As Olympic mania swept the world in recent weeks, it transported the host country, Great Britain, to a rare display of public exultation. Indeed, the successes of “Team GB” produced an upsurge of patriotic rejoicing akin to victory in war. Britain finished third in the gold medal count, behind the US and China, much larger countries, but ahead of Russia, which traditionally competes with the US for first place.
So, what is the secret of Olympic success? The acquisition of medals, precisely because it gives so much satisfaction, has become the object of scientific inquiry and national endeavor.
Before the 2012 Games, the Financial Times combined four economic models to produce the following “consensus” prediction of gold medals (the actual results are in brackets): 1. US, 39 (46); 2. China, 37 (38); 3. Great Britain, 24 (29); 4. Russia, 12 (24); 5. South Korea, 12 (13); and 6. Germany, 9 (11). The gold medal rankings and overall medal placement (gold, silver, and bronze) were correctly predicted in all cases.
The most striking finding is that the medal count can be predicted with great accuracy from four key variables: population, GDP per capita, past performance, and host status. Everything else — different training structures, better equipment, and so forth — is pretty much noise.
The impact of population and GDP is obvious: A large population increases the chance that a country will have athletes with the natural talent to win medals, and a high GDP means that it will have the money to invest in the infrastructure and training needed to develop medal-winning athletes.
Past performance is also important: The visibility and prestige of a sport increases after Olympic success, as does funding. Medals attract money; failure results in cuts.
Finally, the “home advantage” includes not just the benefit of morale and the opportunity to train in the actual Olympic venues, but also the funding boost that host status brings. In 2004, British athletes received £70 million (US$110 million). By 2008, after London was awarded the 2012 Games, the total was £245 million, and stood at £264 million this year.
Over the past 10 Olympics, the host country has won 54 percent more medals on average than when it was not the host. Hosting the Olympics boosts performance before the hosted Games, and has effects that outlast them.
Some sports are more sensitive to income and host-nation effects than others. Equestrianism, sailing, cycling and swimming, for example, are far more expensive than running, and this reduces the participation of low-income countries. It is almost impossible for some countries to produce medal-winning athletes in some sports — Ethiopia has only one swimming pool per six million people.
Sometimes, poor countries are priced out of a sport. India was historically strong at field hockey, winning almost all of the gold medals between 1928 and 1968, but, since the Games switched from grass to expensive synthetic turf, the Indians have won just one field hockey medal. Some of the sports at which Britain has done particularly well, like cycling and rowing, are most highly influenced by income and host effects.
Brazil can therefore expect to improve considerably on its modest haul (15 medals) and 21st-place finish when it hosts the 2016 Games.
As for the others, the formula for success is fairly simple: Select your potentially winning sports, pick the potential medalists in those sports, pour money into them and stick with both the sports and the players until the medals roll in.
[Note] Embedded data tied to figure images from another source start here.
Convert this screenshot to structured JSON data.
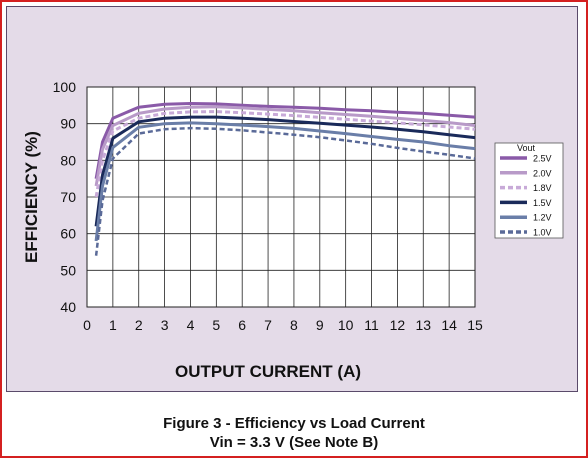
{
  "figure": {
    "caption_line1": "Figure 3 - Efficiency vs Load Current",
    "caption_line2": "Vin = 3.3 V (See Note B)"
  },
  "colors": {
    "frame": "#d42020",
    "panel_bg": "#e4dbe8",
    "plot_bg": "#ffffff",
    "grid": "#222222"
  },
  "chart_data": {
    "type": "line",
    "title": "",
    "xlabel": "OUTPUT CURRENT (A)",
    "ylabel": "EFFICIENCY (%)",
    "xlim": [
      0,
      15
    ],
    "ylim": [
      40,
      100
    ],
    "xticks": [
      0,
      1,
      2,
      3,
      4,
      5,
      6,
      7,
      8,
      9,
      10,
      11,
      12,
      13,
      14,
      15
    ],
    "yticks": [
      40,
      50,
      60,
      70,
      80,
      90,
      100
    ],
    "grid": true,
    "legend": {
      "title": "Vout",
      "placement": "right"
    },
    "series": [
      {
        "name": "2.5V",
        "color": "#8a5aa8",
        "dash": "solid",
        "width": 3,
        "x": [
          0.35,
          0.6,
          1,
          2,
          3,
          4,
          5,
          6,
          7,
          8,
          9,
          10,
          11,
          12,
          13,
          14,
          15
        ],
        "y": [
          75,
          85,
          91.5,
          94.5,
          95.3,
          95.5,
          95.4,
          95.0,
          94.7,
          94.5,
          94.2,
          93.8,
          93.5,
          93.1,
          92.8,
          92.3,
          91.8
        ]
      },
      {
        "name": "2.0V",
        "color": "#b89ac8",
        "dash": "solid",
        "width": 3,
        "x": [
          0.35,
          0.6,
          1,
          2,
          3,
          4,
          5,
          6,
          7,
          8,
          9,
          10,
          11,
          12,
          13,
          14,
          15
        ],
        "y": [
          73,
          83,
          89.5,
          92.8,
          94.0,
          94.5,
          94.6,
          94.3,
          93.9,
          93.5,
          93.0,
          92.5,
          92.0,
          91.5,
          90.9,
          90.3,
          89.5
        ]
      },
      {
        "name": "1.8V",
        "color": "#c8aad8",
        "dash": "dashed",
        "width": 3,
        "x": [
          0.35,
          0.6,
          1,
          2,
          3,
          4,
          5,
          6,
          7,
          8,
          9,
          10,
          11,
          12,
          13,
          14,
          15
        ],
        "y": [
          70,
          80,
          88.0,
          91.5,
          92.8,
          93.2,
          93.3,
          93.0,
          92.6,
          92.2,
          91.7,
          91.2,
          90.7,
          90.2,
          89.7,
          89.1,
          88.5
        ]
      },
      {
        "name": "1.5V",
        "color": "#1a2a5a",
        "dash": "solid",
        "width": 3,
        "x": [
          0.35,
          0.6,
          1,
          2,
          3,
          4,
          5,
          6,
          7,
          8,
          9,
          10,
          11,
          12,
          13,
          14,
          15
        ],
        "y": [
          62,
          76,
          86.0,
          90.5,
          91.5,
          91.8,
          91.8,
          91.5,
          91.1,
          90.6,
          90.1,
          89.6,
          89.1,
          88.5,
          87.8,
          87.0,
          86.2
        ]
      },
      {
        "name": "1.2V",
        "color": "#6a7ea8",
        "dash": "solid",
        "width": 3,
        "x": [
          0.35,
          0.6,
          1,
          2,
          3,
          4,
          5,
          6,
          7,
          8,
          9,
          10,
          11,
          12,
          13,
          14,
          15
        ],
        "y": [
          58,
          73,
          83.5,
          89.0,
          90.0,
          90.2,
          90.0,
          89.6,
          89.2,
          88.7,
          88.0,
          87.3,
          86.5,
          85.7,
          85.0,
          84.0,
          83.2
        ]
      },
      {
        "name": "1.0V",
        "color": "#5a6a98",
        "dash": "dashed",
        "width": 2.5,
        "x": [
          0.35,
          0.6,
          1,
          2,
          3,
          4,
          5,
          6,
          7,
          8,
          9,
          10,
          11,
          12,
          13,
          14,
          15
        ],
        "y": [
          54,
          69,
          80.5,
          87.3,
          88.5,
          88.8,
          88.6,
          88.2,
          87.6,
          87.0,
          86.3,
          85.4,
          84.5,
          83.4,
          82.4,
          81.5,
          80.5
        ]
      }
    ]
  }
}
The funding can be corporate sponsorship (as in the US), state money (as in China), or a mixture of National Lottery and state money (as in the UK).
Two questions arise. First, why should a country concentrate on accumulating trophies at the expense of other desirable goods? Second, can the formula for “picking winners” in sports be replicated for competitive success in international trade?
The answer to the first is not obvious. An economist would probably argue that money spent on education, housing and health care brings more “welfare” than money spent in the quest for medals. When all is said and done, sports is entertainment; the others are necessities.
However, that argument ignores the effect of sporting success on national morale, an intangible factor in a country’s success in other, more “serious,” spheres of endeavor. A country that can succeed in one sphere of peaceful competition is encouraged to feel that it can do well in others.
One can treat this claim with a certain degree of skepticism — after all, the 2004 Athens Olympics failed to produce a Greek economic miracle. However, it does lead to the second question: Can the methods that produce Olympic winners be applied elsewhere?
Nothing is more discredited in Anglo-American economics than the policy of “picking winners.” The consensus has been that it inevitably leads to the state “backing losers.” Economic success, on this view, is best left to the unfettered play of market forces.
This philosophy has been heavily jolted by two inconvenient facts: the financial collapse of 2007-2008 and the experience of countries like Japan, South Korea, Germany, and even the US, where economic success depended heavily on sustained government investment of the kind that has produced Olympic medals. As in sports, so in economic life: Government commitment can start a virtuous circle of success, while government neglect can trigger a vicious circle of decline.
Nevertheless, the popular hunger for sporting success, and the celebratory outpouring that it evokes, is bound to provoke some disquiet.
It seems to mark humanity’s retreat into infantilism. However, if the douceur of sports can channel aggressive passions into benign, if trivial pursuits, why should we deny our star performers their heroic stature?
Robert Skidelsky is a member of the British House of Lords and professor emeritus of political economy at Warwick University.